Despite a lot of creative moves since he took the job in November, 2008, that improved the team's pool of young talent, they have not brought much of a change in the NHL standing. The Leafs still haven't made the playoffs during Burke's tenure, running their streak of postseason futility to eight years.

The 2012-13 season will be Burke's fourth full campaign in charge of the Maple Leafs. He has to show marked improvement this fall and winter, presuming the labour situation allows for at least part of a season, or Burke will have to do some fast talking to the Maple Leaf Sports and Entertainment board of directors.

By September, Rogers Communications Inc., and BCE Inc., will have closed their purchase of MLSE (the NHL governors put their rubber stamp on the deal this week). Assuming they keep the MLSE board at seven directors, five new ones will join chairman Larry Tanenbaum and Dale Lastman. Give one spot to the successor to now-retired MLSE president Richard Peddie and it would work out that Rogers and BCE would each name two directors.

By that time, if indeed they haven't already, Tanenbaum and Lastman should be asking themselves and others they respect in the hockey and business worlds what they should do when Burke's contract enters its final lap in the 2013-14 season. This may seem a tad premature (but not to the many Burke bashers in Leafs Nation) but it is only prudent with five new board colleagues coming in.

Burke, then, needs to make a solid impression with his new bosses this season. Fortunately for him, this does not mean taking a big swing in the usual vain hope (at least where his predecessors were concerned) of hitting a playoff home run. A lot of NHL types agree with former Leafs director of player personnel Rick Dudley, who said as he departed for the Montreal Canadiens that all the Leafs need to finally get on the right track is a reliable, veteran goaltender.

Thus the slow-motion chase for Roberto Luongo of the Vancouver Canucks. He is the best goaltender available in a slim market but Canucks GM Mike Gillis is keeping quiet about his asking price. Neither the Leafs nor the Florida Panthers, the only other team with more than a lukewarm interest in Luongo, have been able to get Gillis to say just what he wants. But some progress was reported by Thursday night.

This transaction, by the way, should not be regarded as having anything to do with the Leafs' fifth pick overall in Friday night's NHL entry draft. Burke has made it clear he does not plan to overpay for Luongo and that pick is not part of the equation.

Panthers GM Dale Tallon feels the same way, those who have spoken to him say, so the difficulty in making this trade is waiting until Gillis decides he is not going to make a big score with Luongo, 33, because of the 10 years and $47.2-million (all currency U.S.) in actual salary left on his contract. The big score for the Canucks should be getting that $5.33-million salary-cap hit over 10 years off the books.

Burke made a point of saying the other day he is willing to go into next season with youngsters James Reimer and Ben Scrivens as the Leaf goaltenders.

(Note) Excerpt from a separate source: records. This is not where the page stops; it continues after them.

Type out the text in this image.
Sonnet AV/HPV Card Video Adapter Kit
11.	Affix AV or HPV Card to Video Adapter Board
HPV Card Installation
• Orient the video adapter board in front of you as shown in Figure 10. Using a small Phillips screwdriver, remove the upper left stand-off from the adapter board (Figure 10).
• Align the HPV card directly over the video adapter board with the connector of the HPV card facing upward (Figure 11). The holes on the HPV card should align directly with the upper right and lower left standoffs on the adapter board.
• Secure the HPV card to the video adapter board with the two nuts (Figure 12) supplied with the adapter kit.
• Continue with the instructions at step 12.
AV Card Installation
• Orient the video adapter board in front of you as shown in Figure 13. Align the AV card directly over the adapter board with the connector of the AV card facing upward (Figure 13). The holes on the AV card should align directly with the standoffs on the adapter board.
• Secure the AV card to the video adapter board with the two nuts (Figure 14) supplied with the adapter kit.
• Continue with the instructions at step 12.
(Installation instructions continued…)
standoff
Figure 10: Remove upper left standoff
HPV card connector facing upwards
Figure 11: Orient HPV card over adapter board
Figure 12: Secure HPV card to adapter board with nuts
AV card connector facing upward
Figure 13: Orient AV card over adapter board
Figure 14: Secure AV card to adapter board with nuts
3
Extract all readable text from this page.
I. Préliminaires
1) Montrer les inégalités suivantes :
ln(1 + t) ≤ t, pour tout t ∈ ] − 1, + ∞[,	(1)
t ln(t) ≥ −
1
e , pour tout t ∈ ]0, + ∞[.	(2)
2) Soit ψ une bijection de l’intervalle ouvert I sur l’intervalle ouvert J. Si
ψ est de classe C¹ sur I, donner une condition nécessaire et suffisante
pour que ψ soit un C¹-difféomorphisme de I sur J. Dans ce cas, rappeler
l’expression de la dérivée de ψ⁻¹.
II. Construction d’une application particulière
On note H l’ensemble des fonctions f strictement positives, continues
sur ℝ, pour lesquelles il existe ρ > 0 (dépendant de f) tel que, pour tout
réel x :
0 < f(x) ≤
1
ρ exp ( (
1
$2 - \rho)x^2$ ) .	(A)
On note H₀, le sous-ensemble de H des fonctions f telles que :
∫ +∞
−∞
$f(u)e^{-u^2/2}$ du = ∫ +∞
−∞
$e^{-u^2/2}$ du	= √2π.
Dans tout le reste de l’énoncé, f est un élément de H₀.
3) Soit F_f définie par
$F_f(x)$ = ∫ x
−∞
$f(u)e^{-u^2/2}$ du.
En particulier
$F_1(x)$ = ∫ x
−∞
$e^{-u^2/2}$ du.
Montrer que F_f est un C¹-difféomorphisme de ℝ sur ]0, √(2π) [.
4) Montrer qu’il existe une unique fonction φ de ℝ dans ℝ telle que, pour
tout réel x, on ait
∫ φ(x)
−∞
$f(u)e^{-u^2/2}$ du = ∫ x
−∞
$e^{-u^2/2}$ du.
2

That, not to put too fine a point on it, would be madness. But it does not behove Burke to say otherwise if he wants Gillis to ask a reasonable price for Luongo.

With just the Panthers and Leafs serious about Luongo, chances are he will move at a decent price. But if, say, the Winnipeg Jets or Washington Capitals decide to change their incumbents, Burke will have to tread carefully.

Not getting Luongo will not be the end of the world for Burke but it would make his most important move much, much harder.